I don't know what my future will look like.  I don't know what it holds. 

And that is okay.

Periodically this week I would start thinking about the future and would start to panic.  I could feel that fear of "Will I ever find someone?  Will I ever get to be a mom?" and such things rising up.  But the couldn't stand before the force field that surrounded my heart.  In fact, the force field disintegrated those thoughts and fears.

And as a result I have had this peace all week.

Even just looking at this last year I am amazed at all God has taught me and done.  As I reflect back on my life I am left astounded.  How can I not trust Him?  How can I not be secure in who He is?

I have been reading a lot of C.S. Lewis lately, and as a result have been thinking about the sort of life I want to lead.  I want my life to be a story that glorifies its Author... and that author is not me.  I want to reflect the One writing my story, and I want my thoughts and actions to be dedicated and directed toward Him.

Because I can trust Him.  Because He's got this whole thing called life covered.

Such is the life of a Christian single.

I don't know if I can fully explain the security that I have felt this week.  Not security in myself or other people, but a security in God. 

Friday 4 May 2012

Annal 158: Tale from my Super Hero Carhardts

And so ends the first week of work at my new job.  I have been working as an electrician's apprentice for the school district.  Which for anyone who knows me is probably a little shocking.

But I love my job.  I love pulling on my Carhardt coveralls in the morning, my steel-toed boots (that are actually a bit big for me), and heading to work.  I get there and fill my pockets with the various tools I use regularly and place my protective glasses on top of my head.

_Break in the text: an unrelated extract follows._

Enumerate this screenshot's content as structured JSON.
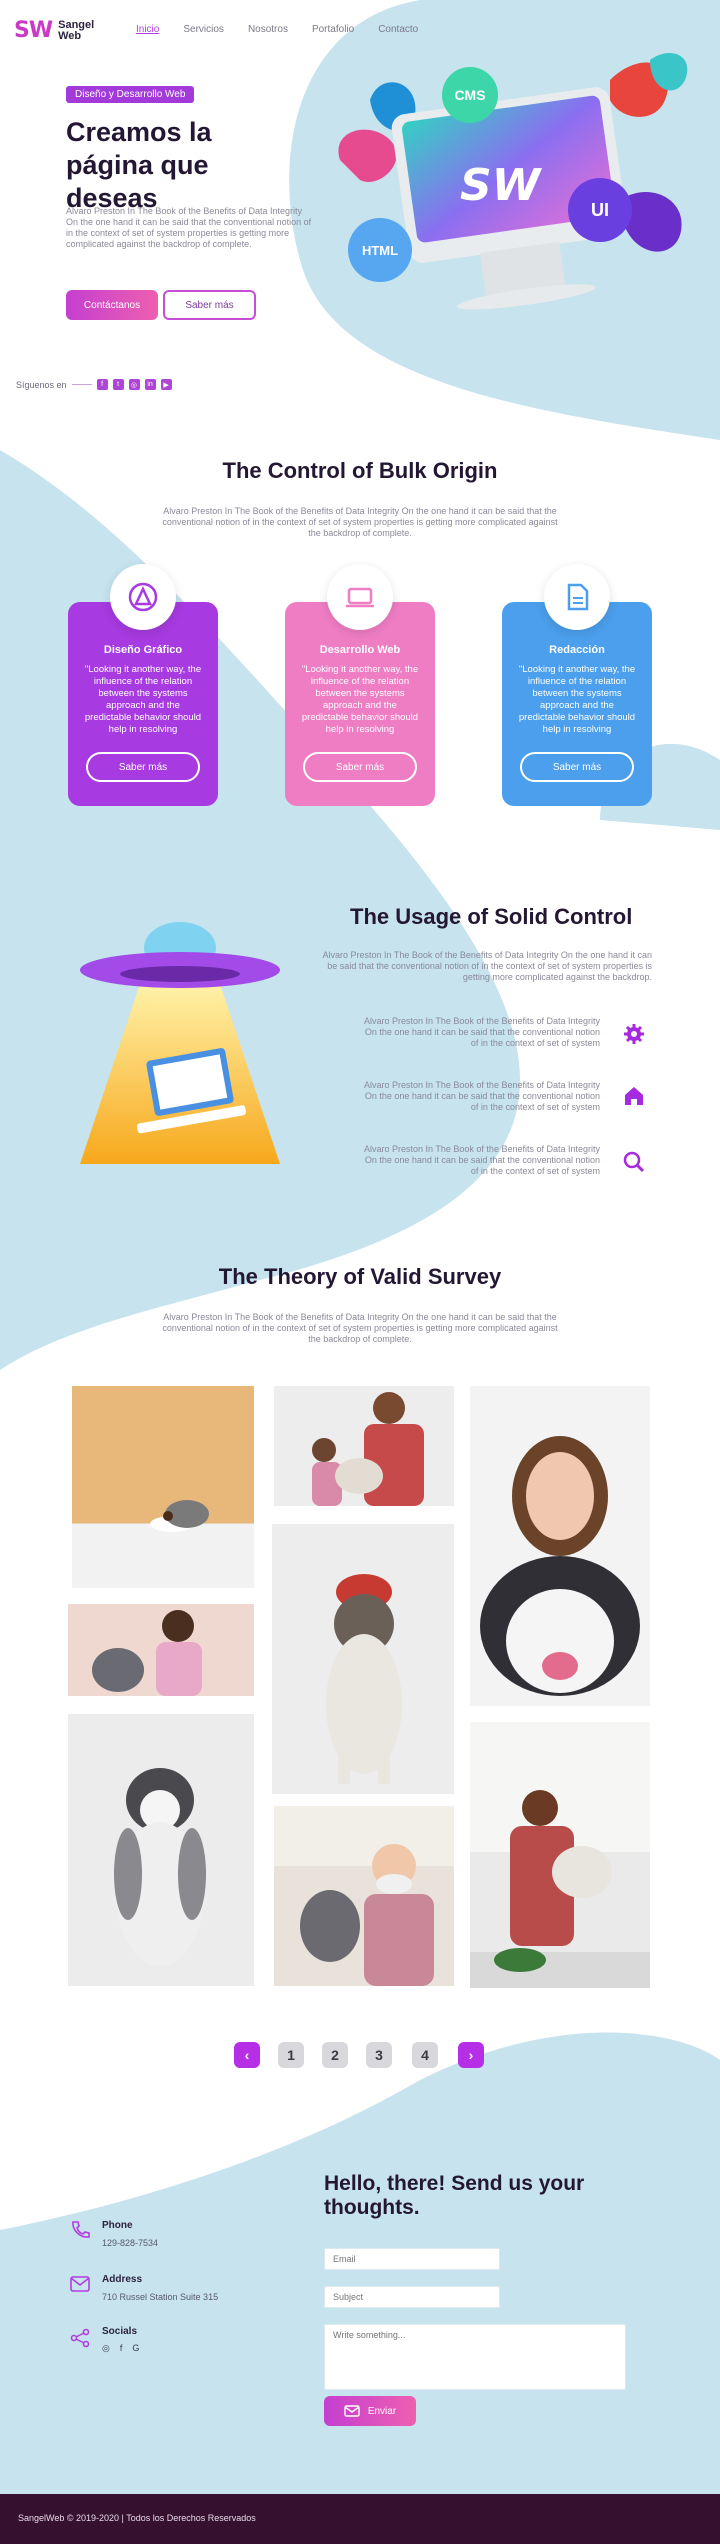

Maybe this doesn't sound that exciting, but when I put on my coveralls I feel like a superhero putting on their costume (much like when I put on my red jacket).  When I wear them I am willing to do things I would normally balk at.  Like with my slight fear of ladders.  Ladders just weren't the sort of thing I liked to climb.  I have never felt over comfortable and confident with my body and as a result have embraced my klutziness and often times used it as an excuse for not trying things.  But I can't do that because ladders are a part of my job.  So even though I get nervous I find myself scaling them to reach the roofs of all the various schools in the district and swinging myself (rather ungracefully) onto the roofs. 

And I love it. 

I love pulling out my wrench to take apart an exhaust fan. I love standing on a roof with my walkie talkie waiting to hear from the other electrician and surveying the city while I do so, taking in the sunlight (I have already started to tan).  I even love digging through the tool box back at the shop, looking for tools to take apart lights.

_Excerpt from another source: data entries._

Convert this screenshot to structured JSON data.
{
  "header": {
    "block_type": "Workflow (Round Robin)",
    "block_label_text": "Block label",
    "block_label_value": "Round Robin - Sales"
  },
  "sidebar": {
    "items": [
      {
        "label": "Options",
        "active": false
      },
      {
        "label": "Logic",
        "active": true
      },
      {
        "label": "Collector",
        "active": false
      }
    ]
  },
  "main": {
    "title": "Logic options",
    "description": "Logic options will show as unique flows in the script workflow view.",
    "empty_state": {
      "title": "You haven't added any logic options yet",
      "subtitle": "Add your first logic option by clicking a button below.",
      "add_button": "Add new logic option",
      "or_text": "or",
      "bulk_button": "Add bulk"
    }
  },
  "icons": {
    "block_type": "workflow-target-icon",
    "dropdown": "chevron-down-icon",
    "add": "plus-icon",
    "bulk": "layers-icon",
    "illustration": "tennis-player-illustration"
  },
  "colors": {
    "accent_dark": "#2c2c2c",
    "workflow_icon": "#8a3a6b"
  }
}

Am I really much use to these electricians?  No, but they are so good about taking the time to explain things like how to install smart plugs, or making sure I'm comfortable on a ladder, about making me not feel like an idiot.  And they are awesome guys that it is incredibly easy to get along with.

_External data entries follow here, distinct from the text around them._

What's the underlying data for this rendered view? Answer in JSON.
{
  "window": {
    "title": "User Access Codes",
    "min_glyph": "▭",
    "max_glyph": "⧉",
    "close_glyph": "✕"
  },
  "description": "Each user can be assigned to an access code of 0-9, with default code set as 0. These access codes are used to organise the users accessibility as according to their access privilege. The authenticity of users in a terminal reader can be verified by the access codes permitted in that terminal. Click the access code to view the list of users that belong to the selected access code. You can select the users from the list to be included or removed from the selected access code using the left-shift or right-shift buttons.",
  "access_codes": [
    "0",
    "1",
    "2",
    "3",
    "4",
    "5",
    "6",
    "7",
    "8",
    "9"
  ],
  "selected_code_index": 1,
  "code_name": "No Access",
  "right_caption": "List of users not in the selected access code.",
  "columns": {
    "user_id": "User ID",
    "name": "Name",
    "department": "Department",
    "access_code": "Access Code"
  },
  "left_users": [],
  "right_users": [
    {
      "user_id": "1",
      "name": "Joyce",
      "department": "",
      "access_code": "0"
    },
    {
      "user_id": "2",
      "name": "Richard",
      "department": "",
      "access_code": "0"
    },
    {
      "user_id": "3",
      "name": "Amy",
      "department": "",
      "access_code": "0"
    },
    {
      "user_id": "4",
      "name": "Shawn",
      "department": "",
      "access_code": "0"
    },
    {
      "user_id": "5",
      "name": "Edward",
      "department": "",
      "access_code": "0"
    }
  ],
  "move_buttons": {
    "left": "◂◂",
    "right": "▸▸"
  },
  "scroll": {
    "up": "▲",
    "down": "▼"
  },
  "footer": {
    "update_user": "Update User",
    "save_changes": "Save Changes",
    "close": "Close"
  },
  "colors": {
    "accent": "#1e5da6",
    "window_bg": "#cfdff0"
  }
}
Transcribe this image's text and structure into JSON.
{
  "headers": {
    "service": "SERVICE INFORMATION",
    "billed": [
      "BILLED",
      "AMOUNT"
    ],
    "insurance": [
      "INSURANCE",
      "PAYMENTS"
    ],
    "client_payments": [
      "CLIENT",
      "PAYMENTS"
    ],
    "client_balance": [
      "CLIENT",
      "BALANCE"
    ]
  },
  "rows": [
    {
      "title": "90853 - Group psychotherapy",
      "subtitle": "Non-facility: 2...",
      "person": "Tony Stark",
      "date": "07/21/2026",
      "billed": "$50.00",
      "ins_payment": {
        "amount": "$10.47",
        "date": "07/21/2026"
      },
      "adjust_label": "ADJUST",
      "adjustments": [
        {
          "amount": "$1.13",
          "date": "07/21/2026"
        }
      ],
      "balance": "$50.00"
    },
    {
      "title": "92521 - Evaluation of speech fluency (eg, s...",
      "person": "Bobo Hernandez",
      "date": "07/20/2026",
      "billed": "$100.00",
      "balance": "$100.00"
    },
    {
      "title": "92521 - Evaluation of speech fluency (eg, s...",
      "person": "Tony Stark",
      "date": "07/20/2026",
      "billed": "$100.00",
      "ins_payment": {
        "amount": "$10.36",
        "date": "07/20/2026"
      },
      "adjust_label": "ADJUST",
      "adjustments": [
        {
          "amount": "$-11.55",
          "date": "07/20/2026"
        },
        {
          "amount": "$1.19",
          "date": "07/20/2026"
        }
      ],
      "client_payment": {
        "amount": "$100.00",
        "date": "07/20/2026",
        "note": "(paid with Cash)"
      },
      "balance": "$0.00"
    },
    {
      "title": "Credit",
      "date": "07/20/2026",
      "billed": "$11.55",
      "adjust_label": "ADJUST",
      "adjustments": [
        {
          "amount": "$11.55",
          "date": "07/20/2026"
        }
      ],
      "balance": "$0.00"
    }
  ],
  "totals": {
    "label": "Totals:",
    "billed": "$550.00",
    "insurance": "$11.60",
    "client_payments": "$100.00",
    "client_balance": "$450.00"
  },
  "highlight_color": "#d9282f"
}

I'm physically exhausted.  Today, both of the electricians were gone so I was working with the grounds crew (where all the other summer students work).  I spent about forty minutes shoveling dirt and rocks this morning, and then a good five hours or so weed whacking.  Which might not sound like hard work, but I am sore.  But I am also smiling.

This all probably sounds pretty dorky.  But I'm okay with that.  Because God has been using this job to, even in my inadequacy, develop a confidence I never thought I would possess.  And that is exciting.

But for now, I am going to take a nap, eat some dinner, and prepare myself to go to The Avengers tonight :)

Such is the life of a Christian single.